Cheney droht den Russen *lol*

3
05.05.06 11:20
#1

Cheney spielt den bösen Polizisten
Dick Cheney kritisiert Moskau

05.05.2006  10:10 Uhr

Moskau/Russland - USA-Vizepräsident Dick Cheney hat die Innenpolitik des Kremls kritisiert und Moskau "Erpressung", "Einschüchterung", "Untergrabung der territorialen Integrität von Nachbarn" und "Einmischung in die demokratischen Prozesse" vorgeworfen.

Russland wurde aufgefordert, eine Wahl zu treffen: Entweder "zur Demokratie zurückzukehren" oder "ein Feind zu werden". Nach Ansicht von Experten bestand das Ziel des USA-Vizepräsidenten darin, Russland im Vorfeld des G8-Gipfels unter Druck zu setzen. Die Tageszeitungen "Kommersant", "Wedomosti" und "Rossijskaja Gaseta" gehen am Freitag darauf ein.

"Cheney war ohnehin als einer der Hauptkritiker Russlands in der Bush-Administration bekannt, in Vilnius hat er eine diplomatische Vorbereitung auf den G8-Gipfel vorgenommen", meint Alexej Malaschenko aus dem Moskauer Carnegie-Zentrum. "Dabei sind Cheneys Äußerungen härter als die Erklärungen der Außenamtschefin Condoleezza Rice, was an das Spiel ‚Der böse und der gute Polizist" erinnert", sagt Boris Schmeljow, Direktor des Zentrums für komparative politische Studien des Wirtschaftsinstituts der Russischen Wissenschaftsakademie. Dennoch geht es mit den Beziehungen zwischen den USA und Russland wirklich bergab, was in den Widersprüchen im postsowjetischen Raum und in der Nahostpolitik zum Ausdruck kommt, fügt Malaschenko hinzu.

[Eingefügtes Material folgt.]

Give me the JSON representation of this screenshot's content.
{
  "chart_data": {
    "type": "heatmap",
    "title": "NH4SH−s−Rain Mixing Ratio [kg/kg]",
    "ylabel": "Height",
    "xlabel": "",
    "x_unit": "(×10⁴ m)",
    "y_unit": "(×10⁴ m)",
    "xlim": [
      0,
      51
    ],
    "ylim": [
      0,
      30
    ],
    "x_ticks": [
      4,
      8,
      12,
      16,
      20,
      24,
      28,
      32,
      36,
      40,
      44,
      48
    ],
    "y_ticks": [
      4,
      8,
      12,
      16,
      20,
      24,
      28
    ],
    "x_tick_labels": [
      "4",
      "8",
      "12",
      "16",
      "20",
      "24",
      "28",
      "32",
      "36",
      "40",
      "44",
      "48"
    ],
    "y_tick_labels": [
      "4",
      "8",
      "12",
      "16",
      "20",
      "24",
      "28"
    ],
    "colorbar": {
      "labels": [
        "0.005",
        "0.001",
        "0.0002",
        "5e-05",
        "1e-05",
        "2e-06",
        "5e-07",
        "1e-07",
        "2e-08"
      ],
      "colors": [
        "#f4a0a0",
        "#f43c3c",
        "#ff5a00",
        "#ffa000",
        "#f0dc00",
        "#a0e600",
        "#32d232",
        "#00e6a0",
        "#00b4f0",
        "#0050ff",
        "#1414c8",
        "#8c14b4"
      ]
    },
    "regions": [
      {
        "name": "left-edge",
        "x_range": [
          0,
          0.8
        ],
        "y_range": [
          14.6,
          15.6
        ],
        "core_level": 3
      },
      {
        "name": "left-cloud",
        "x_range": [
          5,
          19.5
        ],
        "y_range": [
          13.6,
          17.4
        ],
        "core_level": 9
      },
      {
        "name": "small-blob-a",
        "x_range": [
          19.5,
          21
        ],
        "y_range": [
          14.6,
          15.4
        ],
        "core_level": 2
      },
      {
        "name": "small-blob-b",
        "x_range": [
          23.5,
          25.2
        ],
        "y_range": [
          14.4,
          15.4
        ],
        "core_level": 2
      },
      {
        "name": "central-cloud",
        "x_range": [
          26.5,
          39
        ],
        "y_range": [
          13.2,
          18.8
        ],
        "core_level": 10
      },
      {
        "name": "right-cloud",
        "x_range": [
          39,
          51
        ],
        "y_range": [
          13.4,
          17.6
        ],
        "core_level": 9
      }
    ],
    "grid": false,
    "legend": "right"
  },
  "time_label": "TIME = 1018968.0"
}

Juli Woronzow, Russlands Botschafter in den USA 1994 bis 1999: Russland muss sein Leben leben. Wir haben keine Demokratie auf amerikanisch, aber wir haben eine russische Demokratie. Amerika muss sich damit abfinden.


Leonid Sluzki, erster Vizevorsitzender des auswärtigen Staatsduma-Ausschusses: Ich sehe nichts, was unser Land verbrochen hätte. Es entsteht der Eindruck, dass nicht der Vizepräsident einer respektierten Landes, sondern ein antirussisch eingestellter Balte gesprochen hat.

Michail Margelow, Chef des auswärtigen Ausschusses des Föderationsrates: Russland setzt seine Modernisierung vor dem Hintergrund der Kritik und des Argwohns seitens der postindustriellen Länder fort. Der Westen "erinnert sich" nur dann an Russland, wenn es brenzlig wird und wenn er nicht in der Lage ist, ein Problem allein zu lösen. Das internationale Schachbrett verliert aber ohne Russland in gefährlicher Weise das Gleichgewicht. Die Entstehung neuer Bedrohungen, darunter auch des Terrorismus, ist aber gerade mit einer Abschwächung der souveränen Rolle Russlands im Weltsystem verbunden.
(MF)


Quelle:
Cheney droht den Russen *lol* 2539130 RIA Novosti

Cheney droht den Russen *lol* SAKU
SAKU:

Cool...

 
05.05.06 11:24
#2
Der kürzeste Krieg bis dato war ja gerade mal 38 Minuten lang...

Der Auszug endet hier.